China’s railway spending may slow this year. The nation plans 630 billion yuan ($104 billion) of railway fixed-asset investment, China National Radio reported last week, citing China Railway Corp., operator of the country’s rail network.That’s about 5 percent less than last year’s 663.8 billion yuan in spending.

Stronger Yuan

The benchmark Shanghai Composite Index has dropped 12 percent over the past year through yesterday as a slowing economy weighed on the outlook for company profits.

Exporters have been squeezed by a strengthening yuan, which has gained 2.7 percent against the U.S. dollar and more than 20 percent against the yen over the past 12 months through yesterday.

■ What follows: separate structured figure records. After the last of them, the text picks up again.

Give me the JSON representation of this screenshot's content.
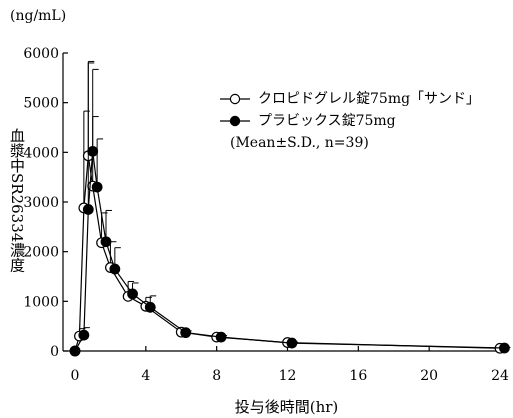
{
  "chart_data": {
    "type": "line",
    "unit_label": "(ng/mL)",
    "ylabel": "血漿中SR26334濃度",
    "xlabel": "投与後時間(hr)",
    "xlim": [
      0,
      24
    ],
    "ylim": [
      0,
      6000
    ],
    "x_ticks": [
      0,
      4,
      8,
      12,
      16,
      20,
      24
    ],
    "y_ticks": [
      0,
      1000,
      2000,
      3000,
      4000,
      5000,
      6000
    ],
    "legend_note": "(Mean±S.D., n=39)",
    "series": [
      {
        "name": "クロピドグレル錠75mg「サンド」",
        "marker": "open-circle",
        "points": [
          {
            "x": 0,
            "y": 0,
            "sd": 0
          },
          {
            "x": 0.25,
            "y": 300,
            "sd": 150
          },
          {
            "x": 0.5,
            "y": 2880,
            "sd": 1950
          },
          {
            "x": 0.75,
            "y": 3930,
            "sd": 1900
          },
          {
            "x": 1,
            "y": 3320,
            "sd": 1400
          },
          {
            "x": 1.5,
            "y": 2180,
            "sd": 600
          },
          {
            "x": 2,
            "y": 1680,
            "sd": 520
          },
          {
            "x": 3,
            "y": 1100,
            "sd": 300
          },
          {
            "x": 4,
            "y": 900,
            "sd": 180
          },
          {
            "x": 6,
            "y": 380,
            "sd": 40
          },
          {
            "x": 8,
            "y": 280,
            "sd": 30
          },
          {
            "x": 12,
            "y": 170,
            "sd": 20
          },
          {
            "x": 24,
            "y": 55,
            "sd": 10
          }
        ]
      },
      {
        "name": "プラビックス錠75mg",
        "marker": "filled-circle",
        "points": [
          {
            "x": 0,
            "y": 0,
            "sd": 0
          },
          {
            "x": 0.5,
            "y": 320,
            "sd": 150
          },
          {
            "x": 0.75,
            "y": 2850,
            "sd": 2950
          },
          {
            "x": 1,
            "y": 4020,
            "sd": 1650
          },
          {
            "x": 1.25,
            "y": 3300,
            "sd": 970
          },
          {
            "x": 1.75,
            "y": 2200,
            "sd": 630
          },
          {
            "x": 2.25,
            "y": 1650,
            "sd": 430
          },
          {
            "x": 3.25,
            "y": 1150,
            "sd": 220
          },
          {
            "x": 4.25,
            "y": 880,
            "sd": 230
          },
          {
            "x": 6.25,
            "y": 370,
            "sd": 35
          },
          {
            "x": 8.25,
            "y": 280,
            "sd": 30
          },
          {
            "x": 12.25,
            "y": 160,
            "sd": 20
          },
          {
            "x": 24.25,
            "y": 60,
            "sd": 10
          }
        ]
      }
    ]
  }
}
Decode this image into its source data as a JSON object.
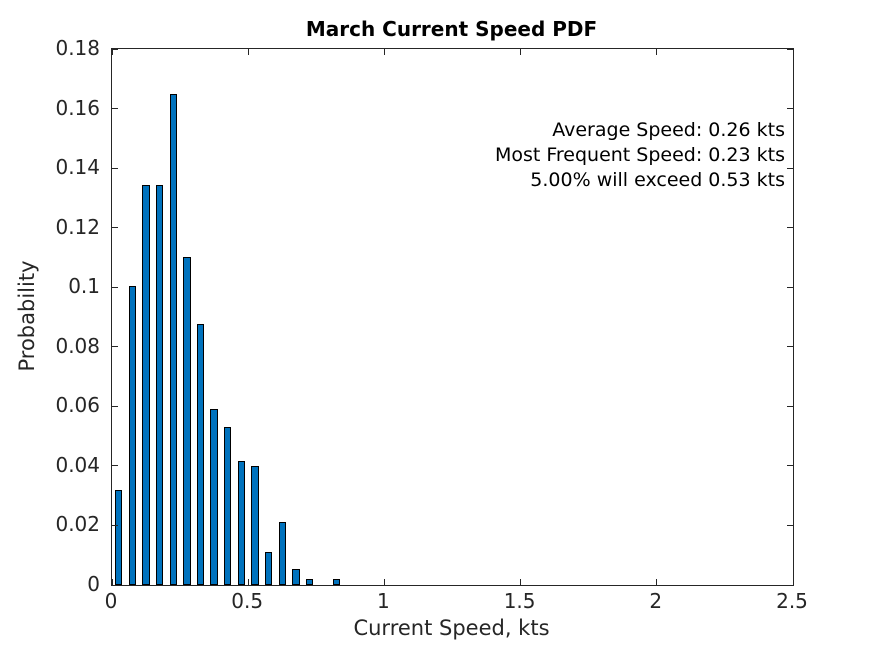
{
  "figure": {
    "title": "March Current Speed PDF",
    "xlabel": "Current Speed, kts",
    "ylabel": "Probability"
  },
  "chart_data": {
    "type": "bar",
    "title": "March Current Speed PDF",
    "xlabel": "Current Speed, kts",
    "ylabel": "Probability",
    "x": [
      0.025,
      0.075,
      0.125,
      0.175,
      0.225,
      0.275,
      0.325,
      0.375,
      0.425,
      0.475,
      0.525,
      0.575,
      0.625,
      0.675,
      0.725,
      0.775,
      0.825
    ],
    "values": [
      0.032,
      0.1005,
      0.1345,
      0.1345,
      0.165,
      0.11,
      0.0875,
      0.059,
      0.053,
      0.0415,
      0.04,
      0.011,
      0.021,
      0.0055,
      0.002,
      0,
      0.002
    ],
    "bar_width_kts": 0.027,
    "xlim": [
      0,
      2.5
    ],
    "ylim": [
      0,
      0.18
    ],
    "x_ticks": [
      0,
      0.5,
      1,
      1.5,
      2,
      2.5
    ],
    "x_tick_labels": [
      "0",
      "0.5",
      "1",
      "1.5",
      "2",
      "2.5"
    ],
    "y_ticks": [
      0,
      0.02,
      0.04,
      0.06,
      0.08,
      0.1,
      0.12,
      0.14,
      0.16,
      0.18
    ],
    "y_tick_labels": [
      "0",
      "0.02",
      "0.04",
      "0.06",
      "0.08",
      "0.1",
      "0.12",
      "0.14",
      "0.16",
      "0.18"
    ],
    "annotations": [
      "Average Speed: 0.26 kts",
      "Most Frequent Speed: 0.23 kts",
      "5.00% will exceed 0.53 kts"
    ],
    "colors": {
      "bar_fill": "#0072BD",
      "bar_edge": "#000000",
      "axis": "#262626",
      "tick_text": "#262626",
      "title_text": "#000000",
      "annotation_text": "#000000",
      "background": "#ffffff"
    },
    "grid": false,
    "legend_position": "none"
  }
}
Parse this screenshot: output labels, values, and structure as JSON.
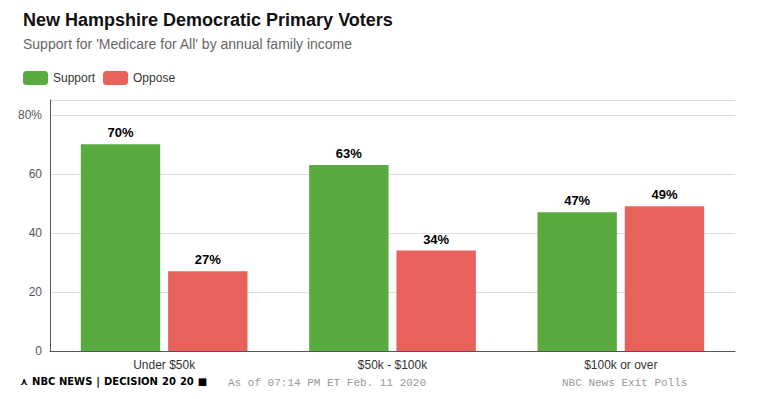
{
  "chart_data": {
    "type": "bar",
    "title": "New Hampshire Democratic Primary Voters",
    "subtitle": "Support for 'Medicare for All' by annual family income",
    "categories": [
      "Under $50k",
      "$50k - $100k",
      "$100k or over"
    ],
    "series": [
      {
        "name": "Support",
        "color": "#5aab3f",
        "values": [
          70,
          63,
          47
        ],
        "value_labels": [
          "70%",
          "63%",
          "47%"
        ]
      },
      {
        "name": "Oppose",
        "color": "#e8615a",
        "values": [
          27,
          34,
          49
        ],
        "value_labels": [
          "27%",
          "34%",
          "49%"
        ]
      }
    ],
    "ylim": [
      0,
      85
    ],
    "yticks": [
      0,
      20,
      40,
      60,
      {
        "value": 80,
        "label": "80%"
      }
    ],
    "grid": true,
    "legend": "upper left",
    "data_labels": true,
    "annotations": [
      {
        "text": "⋏",
        "color": "#000000"
      },
      {
        "text": "NBC NEWS",
        "color": "#000000"
      },
      {
        "text": "|",
        "color": "#00aaff"
      },
      {
        "text": "DECISION",
        "color": "#1a5fb4"
      },
      {
        "text": "20",
        "color": "#cc0000"
      },
      {
        "text": "20",
        "color": "#1a5fb4"
      },
      {
        "text": "■",
        "color": "#cc0000"
      },
      {
        "text": "As of 07:14 PM ET Feb. 11 2020",
        "color": "#999999"
      },
      {
        "text": "NBC News Exit Polls",
        "color": "#999999"
      }
    ]
  }
}
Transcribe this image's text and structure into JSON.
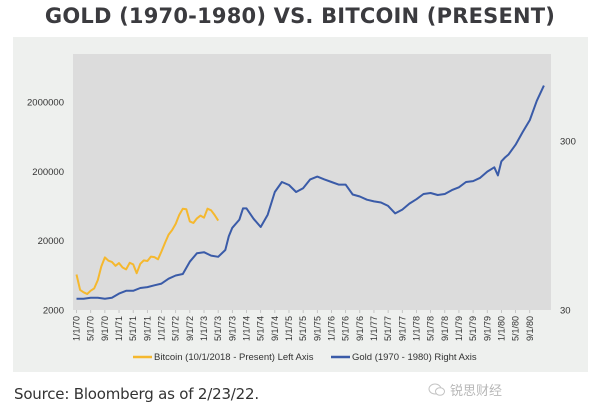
{
  "title": "GOLD (1970-1980) VS. BITCOIN (PRESENT)",
  "source": "Source: Bloomberg as of 2/23/22.",
  "watermark": "锐思财经",
  "colors": {
    "bitcoin": "#f5b82e",
    "gold": "#3a5ba8",
    "plot_bg": "#dcdcdc",
    "card_bg": "#eef0ee",
    "text": "#333333"
  },
  "chart_data": {
    "type": "line",
    "title": "GOLD (1970-1980) VS. BITCOIN (PRESENT)",
    "x_tick_labels": [
      "1/1/70",
      "5/1/70",
      "9/1/70",
      "1/1/71",
      "5/1/71",
      "9/1/71",
      "1/1/72",
      "5/1/72",
      "9/1/72",
      "1/1/73",
      "5/1/73",
      "9/1/73",
      "1/1/74",
      "5/1/74",
      "9/1/74",
      "1/1/75",
      "5/1/75",
      "9/1/75",
      "1/1/76",
      "5/1/76",
      "9/1/76",
      "1/1/77",
      "5/1/77",
      "9/1/77",
      "1/1/78",
      "5/1/78",
      "9/1/78",
      "1/1/79",
      "5/1/79",
      "9/1/79",
      "1/1/80",
      "5/1/80",
      "9/1/80"
    ],
    "x_unit": "months since 1/1/70",
    "x_range": [
      -1,
      134
    ],
    "left_axis": {
      "label": "Bitcoin",
      "scale": "log",
      "ticks": [
        2000,
        20000,
        200000,
        2000000
      ],
      "range": [
        2000,
        9900000
      ]
    },
    "right_axis": {
      "label": "Gold",
      "scale": "log",
      "ticks": [
        30,
        300
      ],
      "range": [
        30,
        985
      ]
    },
    "legend": {
      "placement": "bottom",
      "entries": [
        {
          "name": "Bitcoin (10/1/2018 - Present) Left Axis",
          "series": "bitcoin"
        },
        {
          "name": "Gold (1970 - 1980) Right Axis",
          "series": "gold"
        }
      ]
    },
    "series": [
      {
        "name": "Bitcoin (10/1/2018 - Present) Left Axis",
        "key": "bitcoin",
        "axis": "left",
        "x": [
          0,
          1,
          2,
          3,
          4,
          5,
          6,
          7,
          8,
          9,
          10,
          11,
          12,
          13,
          14,
          15,
          16,
          17,
          18,
          19,
          20,
          21,
          22,
          23,
          24,
          25,
          26,
          27,
          28,
          29,
          30,
          31,
          32,
          33,
          34,
          35,
          36,
          37,
          38,
          39,
          40
        ],
        "values": [
          6500,
          3900,
          3600,
          3400,
          3800,
          4100,
          5400,
          8500,
          11500,
          10300,
          9900,
          8700,
          9500,
          8200,
          7700,
          9600,
          9100,
          6800,
          9300,
          10400,
          10200,
          11800,
          11600,
          10800,
          14000,
          18800,
          24500,
          28500,
          35000,
          47000,
          58000,
          57000,
          38000,
          36000,
          42000,
          46000,
          43000,
          58000,
          55000,
          47000,
          39000
        ]
      },
      {
        "name": "Gold (1970 - 1980) Right Axis",
        "key": "gold",
        "axis": "right",
        "x": [
          0,
          2,
          4,
          6,
          8,
          10,
          12,
          14,
          16,
          18,
          20,
          22,
          24,
          26,
          28,
          30,
          32,
          34,
          36,
          38,
          40,
          42,
          43,
          44,
          46,
          47,
          48,
          50,
          52,
          54,
          56,
          58,
          60,
          62,
          64,
          66,
          68,
          70,
          72,
          74,
          76,
          78,
          80,
          82,
          84,
          86,
          88,
          90,
          92,
          94,
          96,
          98,
          100,
          102,
          104,
          106,
          108,
          110,
          112,
          114,
          116,
          118,
          119,
          120,
          121,
          122,
          124,
          126,
          128,
          130,
          132
        ],
        "values": [
          35,
          35,
          35.5,
          35.5,
          35,
          35.5,
          37.5,
          39,
          39,
          40.5,
          41,
          42,
          43,
          46,
          48,
          49,
          58,
          65,
          66,
          63,
          62,
          68,
          82,
          92,
          103,
          120,
          120,
          104,
          93,
          110,
          150,
          172,
          165,
          150,
          158,
          178,
          185,
          178,
          172,
          166,
          166,
          145,
          141,
          135,
          132,
          130,
          124,
          112,
          118,
          128,
          136,
          146,
          148,
          144,
          146,
          154,
          160,
          172,
          174,
          182,
          198,
          210,
          188,
          228,
          240,
          250,
          286,
          340,
          400,
          520,
          640
        ]
      }
    ]
  }
}
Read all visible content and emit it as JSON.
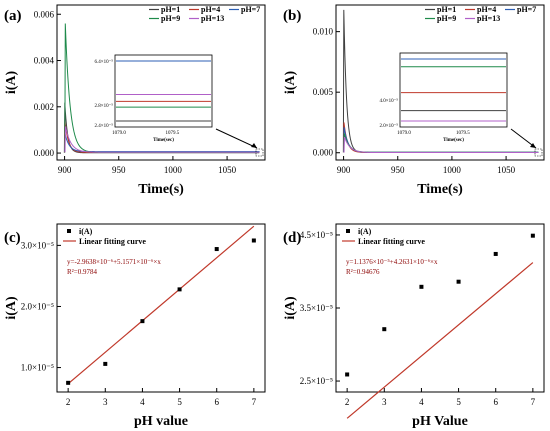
{
  "chart_data": [
    {
      "id": "a",
      "panel_label": "(a)",
      "type": "line",
      "xlabel": "Time(s)",
      "ylabel": "i(A)",
      "xlim": [
        893,
        1085
      ],
      "ylim": [
        -0.0003,
        0.0064
      ],
      "xticks": [
        "900",
        "950",
        "1000",
        "1050"
      ],
      "yticks": [
        "0.000",
        "0.002",
        "0.004",
        "0.006"
      ],
      "series": [
        {
          "name": "pH=1",
          "color": "#404040",
          "peak": 0.00218,
          "baseline": 1.2e-05
        },
        {
          "name": "pH=4",
          "color": "#c0392b",
          "peak": 0.00138,
          "baseline": 2.9e-05
        },
        {
          "name": "pH=7",
          "color": "#2c5fb5",
          "peak": 0.00082,
          "baseline": 6.4e-05
        },
        {
          "name": "pH=9",
          "color": "#1e8a4a",
          "peak": 0.0056,
          "baseline": 2.4e-05
        },
        {
          "name": "pH=13",
          "color": "#b060c8",
          "peak": 0.00115,
          "baseline": 3.5e-05
        }
      ],
      "inset": {
        "xlabel": "Time(sec)",
        "xticks": [
          "1079.0",
          "1079.5"
        ],
        "yticks": [
          "2.4×10⁻⁵",
          "2.8×10⁻⁵",
          "6.4×10⁻⁵"
        ]
      }
    },
    {
      "id": "b",
      "panel_label": "(b)",
      "type": "line",
      "xlabel": "Time(s)",
      "ylabel": "i(A)",
      "xlim": [
        893,
        1085
      ],
      "ylim": [
        -0.0006,
        0.0122
      ],
      "xticks": [
        "900",
        "950",
        "1000",
        "1050"
      ],
      "yticks": [
        "0.000",
        "0.005",
        "0.010"
      ],
      "series": [
        {
          "name": "pH=1",
          "color": "#404040",
          "peak": 0.0118,
          "baseline": 1.8e-05
        },
        {
          "name": "pH=4",
          "color": "#c0392b",
          "peak": 0.0025,
          "baseline": 2.5e-05
        },
        {
          "name": "pH=7",
          "color": "#2c5fb5",
          "peak": 0.0021,
          "baseline": 3.8e-05
        },
        {
          "name": "pH=9",
          "color": "#1e8a4a",
          "peak": 0.0016,
          "baseline": 3.5e-05
        },
        {
          "name": "pH=13",
          "color": "#b060c8",
          "peak": 0.0013,
          "baseline": 1.4e-05
        }
      ],
      "inset": {
        "xlabel": "Time(sec)",
        "xticks": [
          "1079.0",
          "1079.5"
        ],
        "yticks": [
          "2.0×10⁻⁵",
          "4.0×10⁻⁵"
        ]
      }
    },
    {
      "id": "c",
      "panel_label": "(c)",
      "type": "scatter",
      "xlabel": "pH value",
      "ylabel": "i(A)",
      "xlim": [
        1.7,
        7.3
      ],
      "ylim": [
        6e-06,
        3.35e-05
      ],
      "xticks": [
        "2",
        "3",
        "4",
        "5",
        "6",
        "7"
      ],
      "yticks": [
        "1.0×10⁻⁵",
        "2.0×10⁻⁵",
        "3.0×10⁻⁵"
      ],
      "x": [
        2,
        3,
        4,
        5,
        6,
        7
      ],
      "y": [
        7.5e-06,
        1.06e-05,
        1.76e-05,
        2.28e-05,
        2.94e-05,
        3.08e-05
      ],
      "fit": {
        "intercept": -2.9638e-06,
        "slope": 5.1571e-06
      },
      "legend": [
        "i(A)",
        "Linear fitting curve"
      ],
      "equation": "y=-2.9638×10⁻⁶+5.1571×10⁻⁶×x",
      "r2": "R²=0.9784"
    },
    {
      "id": "d",
      "panel_label": "(d)",
      "type": "scatter",
      "xlabel": "pH Value",
      "ylabel": "i(A)",
      "xlim": [
        1.7,
        7.3
      ],
      "ylim": [
        2.35e-05,
        4.65e-05
      ],
      "xticks": [
        "2",
        "3",
        "4",
        "5",
        "6",
        "7"
      ],
      "yticks": [
        "2.5×10⁻⁵",
        "3.5×10⁻⁵",
        "4.5×10⁻⁵"
      ],
      "x": [
        2,
        3,
        4,
        5,
        6,
        7
      ],
      "y": [
        2.59e-05,
        3.21e-05,
        3.79e-05,
        3.86e-05,
        4.24e-05,
        4.49e-05
      ],
      "fit": {
        "intercept": 1.1376e-05,
        "slope": 4.2631e-06
      },
      "legend": [
        "i(A)",
        "Linear fitting curve"
      ],
      "equation": "y=1.1376×10⁻⁵+4.2631×10⁻⁶×x",
      "r2": "R²=0.94676"
    }
  ]
}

Central bank data this week showed a record drop in second-half new credit, as government efforts to limit speculation and financial risks signal limits on growth.

Last month, the National Audit Office reported that local-government debt including contingent liabilities swelled to a record 17.9 trillion yuan as of June.

Not everyone expects the economy to slow this year. Wang Tao, chief China economist at UBS AG, sees growth picking up to 7.8 percent as the U.S. and Europe support demand for exports.

“2014 is going to be a pretty stable year, macro-wise,” though markets could see volatility due to uncertainty over shadow banking and liquidity, Wang said in a Jan. 13 interview in Shanghai with Bloomberg Television.

Cutting Overcapacity

Deutsche Bank AG’s projection of 8.6 percent is the highest among those compiled by Bloomberg.

Growth will be supported by reduced overcapacity, deregulation in key industries, rising global demand and increased government spending on infrastructure, analysts led by Ma Jun, chief economist for Greater China in Hong Kong, said in a report this month.

Premier Li indicated in July his “bottom line” for expansion was 7 percent and said in a speech published in November that 7.2 percent growth would create 10 million jobs a year to maintain the urban registered jobless rate at about 4 percent.

Qu Hongbin, chief China economist at HSBC Holdings Plc in Hong Kong, sees expansion of about 7.4 percent to 7.5 percent this year, characterizing the pace as “steady” rather than slow, and says authorities will ensure that growth doesn’t weaken too much.

“Regulating shadow banking will have some negative impact,” Qu said. “For the government, keeping growth stable while expediting reform is a very clear goal.”